A ballistic impact identification method for the helicopter tail drive shaft system based on vibration response analysis
Chao Zhang, Meijun Liao, Xiaoyu Che, Hu Yu, Yifei Cai, Rupeng Zhu, Weifang Chen, Dan Wang
Abstract
The ballistic impact identification method for the helicopter Tail Drive Shaft System (TDSS) isn’t yet comprehensive, which affects helicopter flight safety. This paper proposes a ballistic impact identification method for the TDSS based on vibration response analysis. Based on the Johnson-Cook constitutive model and failure criteria, the ballistic impact finite element simulation model is established, which is verified by the ballistic impact experiment of the Tail Drive Shaft (TDS). Considering the ballistic impact excitation force, the dynamic model of the TDSS with ballistic impact is established, which is verified by finite element commercial software. If a bullet hits the TDS, the bending vibration displacement increases sharply at a certain moment and then significantly increases but remains stable.
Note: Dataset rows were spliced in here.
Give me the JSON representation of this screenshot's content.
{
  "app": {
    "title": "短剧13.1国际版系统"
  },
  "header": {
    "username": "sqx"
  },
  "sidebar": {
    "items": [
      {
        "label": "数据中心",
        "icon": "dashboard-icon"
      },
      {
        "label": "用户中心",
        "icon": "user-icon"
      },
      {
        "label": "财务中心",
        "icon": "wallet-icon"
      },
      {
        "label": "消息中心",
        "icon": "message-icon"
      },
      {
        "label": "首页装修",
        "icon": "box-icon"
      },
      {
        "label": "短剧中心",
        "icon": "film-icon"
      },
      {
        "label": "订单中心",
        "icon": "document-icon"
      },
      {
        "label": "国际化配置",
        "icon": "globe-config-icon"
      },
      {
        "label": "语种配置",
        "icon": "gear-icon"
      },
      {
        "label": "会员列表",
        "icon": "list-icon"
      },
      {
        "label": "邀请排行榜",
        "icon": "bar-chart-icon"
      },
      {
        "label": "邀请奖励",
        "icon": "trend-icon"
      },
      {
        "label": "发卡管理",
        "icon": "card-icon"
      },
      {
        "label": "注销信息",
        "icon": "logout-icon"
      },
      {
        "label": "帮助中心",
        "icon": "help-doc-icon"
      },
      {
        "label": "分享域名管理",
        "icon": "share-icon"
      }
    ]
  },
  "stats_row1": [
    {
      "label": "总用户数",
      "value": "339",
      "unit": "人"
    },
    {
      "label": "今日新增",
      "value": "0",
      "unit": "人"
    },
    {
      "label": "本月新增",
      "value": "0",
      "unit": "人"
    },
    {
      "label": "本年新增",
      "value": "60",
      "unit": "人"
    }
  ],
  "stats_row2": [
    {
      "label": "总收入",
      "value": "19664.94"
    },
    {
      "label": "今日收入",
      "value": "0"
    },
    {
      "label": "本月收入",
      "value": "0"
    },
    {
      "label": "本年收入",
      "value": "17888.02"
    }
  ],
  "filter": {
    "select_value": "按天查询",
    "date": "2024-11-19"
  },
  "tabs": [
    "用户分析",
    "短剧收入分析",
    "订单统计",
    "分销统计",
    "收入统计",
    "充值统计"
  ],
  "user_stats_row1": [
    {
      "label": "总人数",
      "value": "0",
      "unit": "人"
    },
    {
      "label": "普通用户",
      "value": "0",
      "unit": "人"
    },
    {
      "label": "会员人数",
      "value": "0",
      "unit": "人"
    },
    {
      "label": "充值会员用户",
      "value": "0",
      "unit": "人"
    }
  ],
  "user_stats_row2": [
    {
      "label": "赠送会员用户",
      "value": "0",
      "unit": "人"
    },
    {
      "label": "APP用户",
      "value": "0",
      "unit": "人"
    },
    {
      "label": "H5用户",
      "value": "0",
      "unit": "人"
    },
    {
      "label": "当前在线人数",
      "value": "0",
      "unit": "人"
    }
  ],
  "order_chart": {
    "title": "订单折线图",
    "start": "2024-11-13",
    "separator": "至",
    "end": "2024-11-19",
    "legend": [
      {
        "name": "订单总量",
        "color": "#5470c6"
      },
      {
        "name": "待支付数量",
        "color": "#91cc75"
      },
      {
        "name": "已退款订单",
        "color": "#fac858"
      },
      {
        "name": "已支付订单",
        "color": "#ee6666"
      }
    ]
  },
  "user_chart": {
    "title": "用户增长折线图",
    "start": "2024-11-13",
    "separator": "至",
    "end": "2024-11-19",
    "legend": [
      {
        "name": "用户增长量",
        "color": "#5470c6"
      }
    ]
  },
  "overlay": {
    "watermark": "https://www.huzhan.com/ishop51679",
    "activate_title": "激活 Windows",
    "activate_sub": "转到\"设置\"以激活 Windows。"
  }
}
Meanwhile, the critical speed component appears in the frequency-domain response of bending vibration, and then the speed component significantly increases but remains stable. What’s more, the axis trajectory exhibits a sudden, large-scale, and irregular whirling motion at a certain moment, followed by a significant increase but remains stable. Furthermore, if the axial vibration response is small, the bullet core shooting should be considered vertically or at a small incident angle, otherwise, it should be considered at a large incident angle.